When two neurodivergent people are in a relationship—or when one ND person is with a neurotypical partner—the dynamic isn’t just about emotional labor. It’s also about emotional translation.


We don’t connect by reading between the lines. We connect by being allowed to say the thing exactly as it comes up. Incomplete. Too much. Not polished.


If the therapist expects polished communication, it’s not therapy anymore—it’s training us to mask better. And haven’t we already been doing that our whole lives?


💥 Societal Standards Don’t Fit Us, So Stop Forcing Them


Here’s the harsh truth: Most therapy is built to help people fit back into systems that never worked for them in the first place.


Neurodivergent people? We’ve always been the ones the system rejected. So when a therapist says “just use this technique,” they’re often saying:

"Here's how to be more palatable. Here's how to be less you."

But that’s not what we need. What we need is a therapist who understands that the structure of the relationship has to change—not just the tone of the arguments.


Reframing Conflict, Love, and Repair


We need someone who understands that:

  • Conflict might look like silence, not yelling.

  • Love might look like parallel play, not constant closeness.

  • Repair might take hours or days—not 15 minutes of talking it out.


🧰 What I Do Differently


I specialize in working with neurodivergent couples and individuals who are tired of being misunderstood—not just by their partners, but by their therapists too.


Whether you're both neurodivergent or in a mixed-neurotype relationship, my approach is centered around:

  • Building trust through understanding, not control.

  • Adapting communication styles to real-life ND brains.

  • Creating emotional safety without masking.

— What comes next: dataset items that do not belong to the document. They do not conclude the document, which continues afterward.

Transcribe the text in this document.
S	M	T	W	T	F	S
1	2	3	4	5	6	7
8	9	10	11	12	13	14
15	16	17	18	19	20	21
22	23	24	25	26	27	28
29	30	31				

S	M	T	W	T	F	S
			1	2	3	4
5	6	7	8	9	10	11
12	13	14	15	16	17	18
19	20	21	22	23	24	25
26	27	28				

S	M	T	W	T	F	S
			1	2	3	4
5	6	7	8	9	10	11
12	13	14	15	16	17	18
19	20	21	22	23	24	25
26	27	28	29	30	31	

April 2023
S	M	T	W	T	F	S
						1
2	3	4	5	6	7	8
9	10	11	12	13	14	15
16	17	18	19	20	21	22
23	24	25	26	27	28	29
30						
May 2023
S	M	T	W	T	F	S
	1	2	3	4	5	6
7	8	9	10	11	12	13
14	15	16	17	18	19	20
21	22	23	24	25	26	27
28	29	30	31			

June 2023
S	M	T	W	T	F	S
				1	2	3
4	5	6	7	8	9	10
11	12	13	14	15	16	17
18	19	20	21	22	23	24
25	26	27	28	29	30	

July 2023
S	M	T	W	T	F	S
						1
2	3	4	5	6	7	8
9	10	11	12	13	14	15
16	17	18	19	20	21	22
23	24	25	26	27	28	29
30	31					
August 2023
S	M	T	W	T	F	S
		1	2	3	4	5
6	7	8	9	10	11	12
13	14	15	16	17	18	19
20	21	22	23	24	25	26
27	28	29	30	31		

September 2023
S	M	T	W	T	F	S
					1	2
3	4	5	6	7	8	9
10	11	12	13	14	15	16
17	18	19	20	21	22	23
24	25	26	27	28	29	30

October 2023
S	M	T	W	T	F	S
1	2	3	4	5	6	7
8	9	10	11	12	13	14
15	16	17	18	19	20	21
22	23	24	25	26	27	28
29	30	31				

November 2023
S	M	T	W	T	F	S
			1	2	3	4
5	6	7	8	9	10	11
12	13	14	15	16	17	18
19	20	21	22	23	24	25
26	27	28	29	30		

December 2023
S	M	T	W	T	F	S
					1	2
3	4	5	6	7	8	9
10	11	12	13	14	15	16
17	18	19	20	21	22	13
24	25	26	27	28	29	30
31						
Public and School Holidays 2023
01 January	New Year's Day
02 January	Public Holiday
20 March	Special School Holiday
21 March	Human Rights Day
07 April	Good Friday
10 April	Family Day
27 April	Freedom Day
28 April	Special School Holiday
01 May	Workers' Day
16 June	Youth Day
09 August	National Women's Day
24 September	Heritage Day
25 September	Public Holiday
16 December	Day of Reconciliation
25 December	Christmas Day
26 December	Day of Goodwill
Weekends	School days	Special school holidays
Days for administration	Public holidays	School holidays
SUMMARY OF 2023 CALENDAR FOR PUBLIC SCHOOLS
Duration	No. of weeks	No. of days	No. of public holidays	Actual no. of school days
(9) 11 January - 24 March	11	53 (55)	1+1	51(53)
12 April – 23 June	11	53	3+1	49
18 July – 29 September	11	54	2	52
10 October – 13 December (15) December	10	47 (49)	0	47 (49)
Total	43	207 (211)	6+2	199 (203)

  • Teaching both partners how to regulate without guilt.


Individual Coaching for Neurodivergent Adults


And I don’t just work with couples. I also offer individual coaching for neurodivergent adults who want to improve their relationships, set boundaries, stop spiraling from shame, and finally get tools that work for your brain—not against it.


🧭 Final Thought


If you've ever left a therapy session feeling like you were the problem instead of the person in pain... you're not alone.


You’re not broken.

You’re not too much.

You’re not being dramatic.


You’re neurodivergent in a world that keeps pretending it’s one-size-fits-all.


Let’s stop pretending. Let's build something real—where your communication style is honored, your nervous system isn’t punished, and your relationships actually feel like places you can exist.


You don’t need to be less you to be loved. You just need the right language.


And someone who knows how to speak it.